There are some obvious obstructions: for example, my prescribed hyperplane sections $V_i$ must agree on intersections so that $V_i \cap P_j = V_j \cap P_i$. I don't think this alone is quite sufficient. In the case $n=3$ for example, let $p = P_1 \cap P_2 \cap P_3$ and suppose that $V_1,V_2,V_3$ all go through this point. Then $T_p V_1 + T_p V_2 + T_p V_3$ had better have dimension $2$, not $3$.

I am sure there is some exact sequence I'm missing - what is it?

(note: of course $V$ does not have to be unique, at least if $d \geq n+1$. You can add monomials containing all of the variables to the defining equation, and it doesn't change the intersection of the resulting surface with the coordinate hyperplanes)

Answer 1

The condition $V_i \cap P_j = V_j \cap P_i$ (if understood properly) is the only obstruction. To see this denote by $Z$ the union of $P_i$. Then we have an exact sequnce $$ 0 \to \mathcal{O}_Z \to \bigoplus \mathcal{O}_{P_i} \to \bigoplus \mathcal{O}_{P_i \cap P_j} \to \bigoplus \mathcal{O}_{P_i \cap P_j \cap P_k} \to \dots $$ (such an exact sequence exists for any union of transverse hypersurfaces and can be proved by induction on the number of components). Tensoring it by $\mathcal{O}(d)$ one deduces an isomorphism $$ H^0(Z,\mathcal{O}_Z(d)) = \mathrm{Ker}\Big(\bigoplus H^0(P_i,\mathcal{O}_{P_i}(d)) \to \bigoplus H^0(P_i \cap P_j, \mathcal{O}_{P_i \cap P_j}(d)) \Big). $$ Thus, to give a section of $\mathcal{O}_Z(d)$ one needs to give a collection of sections of $\mathcal{O}_{P_i}(d)$ that agree on pairwise intersections (this is the right way to state the condition).

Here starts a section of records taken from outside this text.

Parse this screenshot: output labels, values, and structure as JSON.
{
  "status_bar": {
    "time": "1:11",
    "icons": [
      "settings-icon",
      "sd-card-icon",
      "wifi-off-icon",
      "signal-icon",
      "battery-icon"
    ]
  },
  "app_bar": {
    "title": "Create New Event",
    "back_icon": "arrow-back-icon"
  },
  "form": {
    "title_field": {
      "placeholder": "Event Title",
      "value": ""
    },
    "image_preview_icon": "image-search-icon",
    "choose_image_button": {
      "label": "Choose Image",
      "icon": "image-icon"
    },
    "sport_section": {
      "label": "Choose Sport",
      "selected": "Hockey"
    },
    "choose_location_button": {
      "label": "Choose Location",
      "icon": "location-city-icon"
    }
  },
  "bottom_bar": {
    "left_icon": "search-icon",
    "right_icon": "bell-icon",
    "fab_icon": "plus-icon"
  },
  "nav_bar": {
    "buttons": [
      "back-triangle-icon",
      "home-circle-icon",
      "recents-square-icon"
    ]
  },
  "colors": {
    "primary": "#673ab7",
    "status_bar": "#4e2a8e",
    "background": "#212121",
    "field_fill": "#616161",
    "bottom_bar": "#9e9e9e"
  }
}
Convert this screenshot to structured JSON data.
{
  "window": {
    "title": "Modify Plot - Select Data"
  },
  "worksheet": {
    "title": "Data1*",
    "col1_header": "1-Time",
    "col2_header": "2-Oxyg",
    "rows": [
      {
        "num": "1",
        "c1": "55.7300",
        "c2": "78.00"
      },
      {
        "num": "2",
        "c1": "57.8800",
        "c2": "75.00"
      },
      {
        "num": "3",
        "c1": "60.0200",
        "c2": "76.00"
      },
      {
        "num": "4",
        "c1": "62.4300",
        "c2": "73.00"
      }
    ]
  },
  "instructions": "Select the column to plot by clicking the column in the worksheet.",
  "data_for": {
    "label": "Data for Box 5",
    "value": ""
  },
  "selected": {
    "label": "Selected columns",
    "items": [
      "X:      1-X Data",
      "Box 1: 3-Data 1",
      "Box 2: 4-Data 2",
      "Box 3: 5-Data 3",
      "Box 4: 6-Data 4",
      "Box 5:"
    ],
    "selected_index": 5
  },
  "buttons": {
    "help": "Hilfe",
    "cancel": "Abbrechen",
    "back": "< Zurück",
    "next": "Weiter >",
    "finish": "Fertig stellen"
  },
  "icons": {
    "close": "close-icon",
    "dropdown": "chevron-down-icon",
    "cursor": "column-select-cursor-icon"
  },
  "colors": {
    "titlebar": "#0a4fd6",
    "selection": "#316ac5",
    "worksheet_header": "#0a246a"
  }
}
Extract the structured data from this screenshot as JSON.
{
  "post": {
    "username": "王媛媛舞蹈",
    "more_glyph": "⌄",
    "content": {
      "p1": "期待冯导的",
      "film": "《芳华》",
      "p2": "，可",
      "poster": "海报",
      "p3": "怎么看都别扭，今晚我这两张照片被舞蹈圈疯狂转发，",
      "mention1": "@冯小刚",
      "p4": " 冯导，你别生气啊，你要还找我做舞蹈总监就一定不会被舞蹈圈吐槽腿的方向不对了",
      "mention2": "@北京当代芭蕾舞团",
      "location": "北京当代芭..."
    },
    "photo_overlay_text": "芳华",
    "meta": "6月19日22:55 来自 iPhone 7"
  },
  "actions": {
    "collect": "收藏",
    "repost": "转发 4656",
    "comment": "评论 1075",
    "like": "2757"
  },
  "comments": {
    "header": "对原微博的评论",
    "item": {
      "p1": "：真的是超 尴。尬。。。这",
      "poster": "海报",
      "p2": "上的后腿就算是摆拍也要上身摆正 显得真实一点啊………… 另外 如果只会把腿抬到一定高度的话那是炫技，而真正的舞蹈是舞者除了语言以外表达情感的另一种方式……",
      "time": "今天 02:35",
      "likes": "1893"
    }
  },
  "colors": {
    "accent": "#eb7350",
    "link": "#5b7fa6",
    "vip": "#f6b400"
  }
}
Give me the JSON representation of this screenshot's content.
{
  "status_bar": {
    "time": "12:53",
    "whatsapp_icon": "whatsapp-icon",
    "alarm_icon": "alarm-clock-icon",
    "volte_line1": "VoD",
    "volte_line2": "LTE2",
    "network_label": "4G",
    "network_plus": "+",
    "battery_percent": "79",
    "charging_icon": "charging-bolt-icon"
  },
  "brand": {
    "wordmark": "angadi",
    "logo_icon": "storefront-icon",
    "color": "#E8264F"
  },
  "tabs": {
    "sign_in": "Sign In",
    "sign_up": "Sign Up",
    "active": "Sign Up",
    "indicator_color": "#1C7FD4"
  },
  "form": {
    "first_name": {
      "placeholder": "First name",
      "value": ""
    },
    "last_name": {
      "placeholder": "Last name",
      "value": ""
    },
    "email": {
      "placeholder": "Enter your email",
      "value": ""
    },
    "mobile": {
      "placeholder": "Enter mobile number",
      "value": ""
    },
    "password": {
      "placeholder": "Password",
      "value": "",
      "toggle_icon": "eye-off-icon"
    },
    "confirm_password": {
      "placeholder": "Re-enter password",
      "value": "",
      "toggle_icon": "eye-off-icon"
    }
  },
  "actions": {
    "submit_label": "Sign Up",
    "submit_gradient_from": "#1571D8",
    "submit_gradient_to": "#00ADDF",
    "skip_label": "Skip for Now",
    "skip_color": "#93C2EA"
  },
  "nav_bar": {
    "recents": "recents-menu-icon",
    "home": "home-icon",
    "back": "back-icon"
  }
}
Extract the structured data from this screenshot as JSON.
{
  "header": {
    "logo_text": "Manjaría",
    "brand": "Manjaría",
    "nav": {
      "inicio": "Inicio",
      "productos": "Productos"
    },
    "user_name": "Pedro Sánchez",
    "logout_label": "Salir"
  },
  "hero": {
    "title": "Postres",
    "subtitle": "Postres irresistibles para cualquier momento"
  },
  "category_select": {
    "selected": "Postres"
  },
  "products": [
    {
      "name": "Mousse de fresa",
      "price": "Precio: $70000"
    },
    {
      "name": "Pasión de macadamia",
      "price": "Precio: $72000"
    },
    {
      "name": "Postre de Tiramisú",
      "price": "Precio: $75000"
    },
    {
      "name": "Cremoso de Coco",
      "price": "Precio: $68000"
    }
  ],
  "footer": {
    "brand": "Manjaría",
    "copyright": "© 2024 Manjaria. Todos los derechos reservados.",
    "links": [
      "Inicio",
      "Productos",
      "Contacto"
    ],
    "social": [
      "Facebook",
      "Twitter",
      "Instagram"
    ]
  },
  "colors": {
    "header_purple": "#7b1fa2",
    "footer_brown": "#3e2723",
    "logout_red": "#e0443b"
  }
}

On the other hand, $Z$ is a hypersurface of degree $n+1$, hence there is an exact sequence $$ 0 \to \mathcal{O}(d-n-1) \to \mathcal{O}(d) \to \mathcal{O}_Z(d) \to 0 $$ on $\mathbb{P}^n$, and since $H^1(\mathbb{P}^n,\mathcal{O}(d-n-1)) = 0$ (I assume that $n \ge 2$), it follows that the morphism $$ H^0(\mathbb{P}^n, \mathcal{O}(d)) \to H^0(Z, \mathcal{O}_Z(d)) $$ is surjective, hence any such section lifts to an equation of a hypersurface in $\mathbb{P}^n$.